March through to May – A dry spring
“February and most of March 2019 were unseasonably cold,” explains Wright. “However, a warming trend in late March generally led to a timely retreat of winter snows. By the end of May, large parts of the east half of the province and the north half of the Peace Region had seen conditions this dry less than once in 25 years, looking backing over the past 90 days.”
June and July
Wright says that as June rolled around, dry conditions abruptly gave way to a long spell of cool and wet weather that persisted through to the end of July.
“This affected a large area of the province roughly lying north of Calgary and south of Manning. Within this zone, the wettest areas were concentrated across most of the northwest and northeast, with some areas experiencing conditions this wet, less than once in 25 years. Similarly, parts of the north central Peace Region experienced unusually wet conditions with a small area centred on Manning estimated to be this wet, on average less than once in 50 years.”

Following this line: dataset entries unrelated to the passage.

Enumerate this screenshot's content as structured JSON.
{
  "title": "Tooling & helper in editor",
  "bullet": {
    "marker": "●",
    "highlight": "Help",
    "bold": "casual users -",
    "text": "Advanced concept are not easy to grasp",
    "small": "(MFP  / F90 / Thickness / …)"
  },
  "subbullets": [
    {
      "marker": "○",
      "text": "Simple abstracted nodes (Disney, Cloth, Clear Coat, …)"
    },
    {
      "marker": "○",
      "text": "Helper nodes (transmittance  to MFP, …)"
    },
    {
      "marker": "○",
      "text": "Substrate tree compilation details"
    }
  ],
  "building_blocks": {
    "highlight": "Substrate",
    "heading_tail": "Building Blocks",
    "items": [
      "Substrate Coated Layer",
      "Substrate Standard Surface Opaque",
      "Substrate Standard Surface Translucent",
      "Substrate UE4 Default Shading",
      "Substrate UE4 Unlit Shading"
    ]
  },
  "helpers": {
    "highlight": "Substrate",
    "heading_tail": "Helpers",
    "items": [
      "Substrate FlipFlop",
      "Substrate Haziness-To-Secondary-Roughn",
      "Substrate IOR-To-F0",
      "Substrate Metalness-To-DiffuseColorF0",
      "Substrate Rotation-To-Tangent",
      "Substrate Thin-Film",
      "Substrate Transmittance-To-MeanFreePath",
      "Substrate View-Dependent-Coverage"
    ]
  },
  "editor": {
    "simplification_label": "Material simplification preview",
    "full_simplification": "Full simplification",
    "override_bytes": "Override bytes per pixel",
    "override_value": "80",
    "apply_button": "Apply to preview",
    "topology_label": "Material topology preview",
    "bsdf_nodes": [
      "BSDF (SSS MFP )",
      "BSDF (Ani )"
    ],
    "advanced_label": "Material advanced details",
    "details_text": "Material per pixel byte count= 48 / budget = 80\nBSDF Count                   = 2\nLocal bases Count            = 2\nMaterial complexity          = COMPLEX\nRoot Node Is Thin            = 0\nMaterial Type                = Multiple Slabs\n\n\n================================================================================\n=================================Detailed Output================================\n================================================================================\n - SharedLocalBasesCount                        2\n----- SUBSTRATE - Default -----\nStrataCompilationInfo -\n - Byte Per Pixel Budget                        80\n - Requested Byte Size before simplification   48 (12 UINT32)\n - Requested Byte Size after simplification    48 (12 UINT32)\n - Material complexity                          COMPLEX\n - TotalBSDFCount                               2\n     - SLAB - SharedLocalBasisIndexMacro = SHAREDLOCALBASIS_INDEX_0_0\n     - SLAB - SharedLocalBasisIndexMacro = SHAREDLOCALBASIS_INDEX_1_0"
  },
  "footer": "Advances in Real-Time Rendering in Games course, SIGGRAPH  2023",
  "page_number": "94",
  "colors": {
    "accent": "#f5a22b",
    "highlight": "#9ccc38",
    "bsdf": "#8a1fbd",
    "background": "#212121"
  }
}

“In contrast, dry conditions persisted throughout much of southern Alberta and the extreme northern Peace Region. Some parts of southern Alberta experienced less than one-in-50 year lows between April 1 and July 31 period. Parts of the extreme northern Peace Region saw one in 12 to 25 year lows.”
Cold growing season leads to crop growth delays
By August 31, cool conditions during the growing season resulted in significant delays to crop growth. Some areas between Lac La Biche and Drumheller saw the growing season delayed by nearly 2 weeks.
Cool and wet fall
Wright says that for the most part, temperatures and precipitation accumulations during the first 3 weeks of September were near normal.
That changed on September 27. “Extreme cold settled in over the province which persisted until mid-October. During that time, precipitation was near to slightly above normal, but it came frequently and at times in the form of snow. It made it difficult to dry unharvested crops.”
Winter arrives on schedule
“By the end of October, winter arrived right on schedule with most areas experiencing persistent snows by the end of the first week of November,” he adds.